Column: Belastingparadijzerij

Nederland is een belastingparadijs! Tenminste, dat willen sommigen ons doen geloven. Zo lijkt Groen Links het milieu inmiddels volledig links te laten liggen ten faveure van de bestrijding van belastingontwijking via Nederland. Het boek ‘Het Belastingparadijs, waarom niemand hier belasting betaalt – behalve u’ staat hoog genoteerd in de non-fictie bestsellerlijsten van de betere boekhandel en enkele weken geleden was belastingontwijking en de rol van Nederland daarin, een prominent thema in tv-programma’s als Buitenhof, Pauw & Witteman, Tegenlicht en de Slag om Nederland.  
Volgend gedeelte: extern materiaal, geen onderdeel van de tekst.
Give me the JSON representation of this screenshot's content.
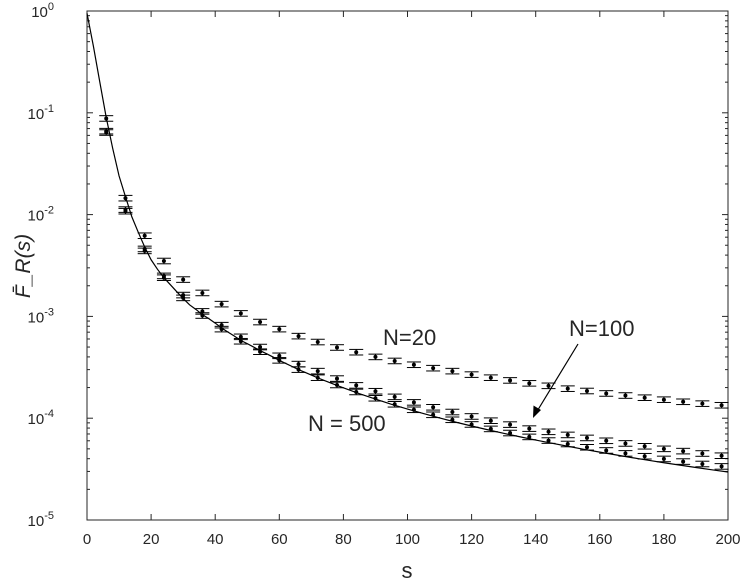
{
  "chart_data": {
    "type": "scatter",
    "xlabel": "s",
    "ylabel": "F̄_R(s)",
    "xlim": [
      0,
      200
    ],
    "ylim_exponents": [
      -5,
      0
    ],
    "y_scale": "log",
    "grid": false,
    "x_ticks": [
      "0",
      "20",
      "40",
      "60",
      "80",
      "100",
      "120",
      "140",
      "160",
      "180",
      "200"
    ],
    "y_ticks": [
      {
        "base": "10",
        "exp": "-5"
      },
      {
        "base": "10",
        "exp": "-4"
      },
      {
        "base": "10",
        "exp": "-3"
      },
      {
        "base": "10",
        "exp": "-2"
      },
      {
        "base": "10",
        "exp": "-1"
      },
      {
        "base": "10",
        "exp": "0"
      }
    ],
    "annotations": [
      {
        "text": "N=20"
      },
      {
        "text": "N=100"
      },
      {
        "text": "N = 500"
      }
    ],
    "series": [
      {
        "x": [
          6,
          12,
          18,
          24,
          30,
          36,
          42,
          48,
          54,
          60,
          66,
          72,
          78,
          84,
          90,
          96,
          102,
          108,
          114,
          120,
          126,
          132,
          138,
          144,
          150,
          156,
          162,
          168,
          174,
          180,
          186,
          192,
          198
        ],
        "y": [
          0.088,
          0.0145,
          0.0062,
          0.0035,
          0.0023,
          0.0017,
          0.00132,
          0.00107,
          0.00088,
          0.00075,
          0.00064,
          0.00056,
          0.000495,
          0.000445,
          0.0004,
          0.000365,
          0.000335,
          0.00031,
          0.00029,
          0.000268,
          0.00025,
          0.000235,
          0.00022,
          0.000208,
          0.000195,
          0.000185,
          0.000175,
          0.000167,
          0.000159,
          0.000152,
          0.000145,
          0.000139,
          0.000134
        ]
      },
      {
        "x": [
          6,
          12,
          18,
          24,
          30,
          36,
          42,
          48,
          54,
          60,
          66,
          72,
          78,
          84,
          90,
          96,
          102,
          108,
          114,
          120,
          126,
          132,
          138,
          144,
          150,
          156,
          162,
          168,
          174,
          180,
          186,
          192,
          198
        ],
        "y": [
          0.066,
          0.0112,
          0.0046,
          0.0025,
          0.00162,
          0.00112,
          0.00082,
          0.00063,
          0.0005,
          0.00041,
          0.00034,
          0.00029,
          0.000245,
          0.00021,
          0.000184,
          0.000162,
          0.000143,
          0.000128,
          0.000115,
          0.000104,
          9.45e-05,
          8.65e-05,
          7.9e-05,
          7.35e-05,
          6.85e-05,
          6.4e-05,
          6e-05,
          5.65e-05,
          5.3e-05,
          5e-05,
          4.75e-05,
          4.5e-05,
          4.28e-05
        ]
      },
      {
        "x": [
          6,
          12,
          18,
          24,
          30,
          36,
          42,
          48,
          54,
          60,
          66,
          72,
          78,
          84,
          90,
          96,
          102,
          108,
          114,
          120,
          126,
          132,
          138,
          144,
          150,
          156,
          162,
          168,
          174,
          180,
          186,
          192,
          198
        ],
        "y": [
          0.064,
          0.0108,
          0.0044,
          0.0024,
          0.00152,
          0.00102,
          0.00075,
          0.00057,
          0.00045,
          0.00037,
          0.0003,
          0.00025,
          0.000212,
          0.000181,
          0.000157,
          0.000137,
          0.000121,
          0.000108,
          9.65e-05,
          8.68e-05,
          7.85e-05,
          7.15e-05,
          6.55e-05,
          6.03e-05,
          5.58e-05,
          5.18e-05,
          4.82e-05,
          4.51e-05,
          4.23e-05,
          3.98e-05,
          3.75e-05,
          3.55e-05,
          3.36e-05
        ]
      },
      {
        "x": [
          0,
          2,
          4,
          6,
          8,
          10,
          12,
          14,
          16,
          18,
          20,
          22,
          24,
          26,
          28,
          30,
          32,
          34,
          36,
          38,
          40,
          42,
          44,
          46,
          48,
          50,
          52,
          54,
          56,
          58,
          60,
          62,
          64,
          66,
          68,
          70,
          72,
          74,
          76,
          78,
          80,
          85,
          90,
          95,
          100,
          105,
          110,
          115,
          120,
          125,
          130,
          135,
          140,
          145,
          150,
          155,
          160,
          165,
          170,
          175,
          180,
          185,
          190,
          195,
          200
        ],
        "y": [
          0.95,
          0.45,
          0.2,
          0.09,
          0.045,
          0.024,
          0.015,
          0.0095,
          0.0067,
          0.0048,
          0.0036,
          0.0029,
          0.0024,
          0.00205,
          0.00175,
          0.0015,
          0.0013,
          0.00117,
          0.00104,
          0.00095,
          0.00086,
          0.00077,
          0.0007,
          0.00064,
          0.00058,
          0.00054,
          0.0005,
          0.00046,
          0.00043,
          0.0004,
          0.00037,
          0.000345,
          0.000322,
          0.0003,
          0.000282,
          0.000265,
          0.000249,
          0.000235,
          0.000222,
          0.00021,
          0.000199,
          0.000174,
          0.000154,
          0.000137,
          0.000123,
          0.000111,
          0.0001005,
          9.15e-05,
          8.38e-05,
          7.7e-05,
          7.1e-05,
          6.57e-05,
          6.1e-05,
          5.68e-05,
          5.3e-05,
          4.95e-05,
          4.64e-05,
          4.36e-05,
          4.1e-05,
          3.87e-05,
          3.65e-05,
          3.46e-05,
          3.28e-05,
          3.11e-05,
          2.96e-05
        ]
      }
    ]
  }
}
De strekking van het verhaal is dat multinationals op grote schaal belasting zouden ontwijken door gebruik te maken van het aantrekkelijke fiscale klimaat van Nederland, waarbij ze onder andere gebruik maken van zogenoemde brievenbusfirma’s met slechts een minimale hoeveelheid aan ‘substance’.

Als fiscalist heb ik een wat genuanceerder beeld bij het vermeende karakter van Nederland als belastingparadijs en ik vermoed dat dit ook voor de spelers in de Nederlandse vastgoedmarkt geldt. De fiscale behandeling van vastgoed in Nederland is namelijk allesbehalve paradijselijk te noemen. Ok, ik geef het meteen toe; we kennen in Nederland de regimes van de fiscale beleggingsinstelling en fiscaal transparante fondsen die het inderdaad mogelijk maken om op fiscaal efficiënte wijze in vastgoed te beleggen. Daar staat echter tegenover dat voor investeerders in vastgoed vaak andere maatstaven worden aangelegd dan voor ‘echte’ - in de ogen van de fiscus tenminste - ondernemers.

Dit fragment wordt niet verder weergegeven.